# Toe-heel centering dilemma



## Dunkj (Oct 4, 2012)

Hi,

I just picked up a 157 burton process board and large cartel bindings. I wear a size 10 pair of k2:t1 boots. My trouble is that I can't seem to get the toe and heel perfectly centered without the foot bed hanging over the edge on the toe side. There's only 35mm of boot over hang on the heel edge and 20mm on the toe side so I don't think the board is too narrow. And I have adjusted the toe bed to its smallest setting. (note: the medium bindings were too small even at the longest setting). If the foot bed were only 7 mm shorter it would be perfect! 

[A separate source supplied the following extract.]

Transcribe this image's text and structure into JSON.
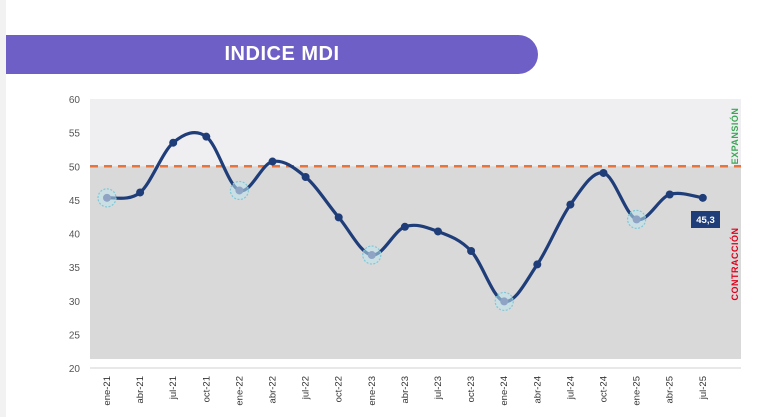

Any suggestions? Do you think it'll be a problem?

Thanks in advance.


----------



## ETM (Aug 11, 2009)

Have you adjusted the disc to push the binding toe side??


----------



## Dunkj (Oct 4, 2012)

Sorry. I'm new. I should have mentioned the bindings are est. the board has a channel. 

If I push the binding toe side the foot bed hangs over the edge on the toe side. Is that a problem? I've read it's a no no.


----------



## ETM (Aug 11, 2009)

have you put the boot in the binding to take these measurements? If you have and still cant get it centred properly that means you need the heel cup of the binding to come forward but Im not sure you can do that with your cartels.

15mm isnt a huge deal by the way.


----------



## Dunkj (Oct 4, 2012)

Yep. I've measured them three ways to Sunday. And I think you're right... Cartels don't allow the heel cup to move. 

I was hoping that the 15mm wouldn't be a big deal. Here's my fingers crossed. 

Thanks for the quick reply!


----------



## ETM (Aug 11, 2009)

The real test is with your boots and bindings mounted tilt the board and see how much angle you can get either way.


----------



## Dunkj (Oct 4, 2012)

The tip test? You bet. I had it close to 70 degrees before either the heel or toe of the boot touched to floor. Less if i pushed down into the carpet but still at least 45 degrees.


----------



## ETM (Aug 11, 2009)

youre good to go


----------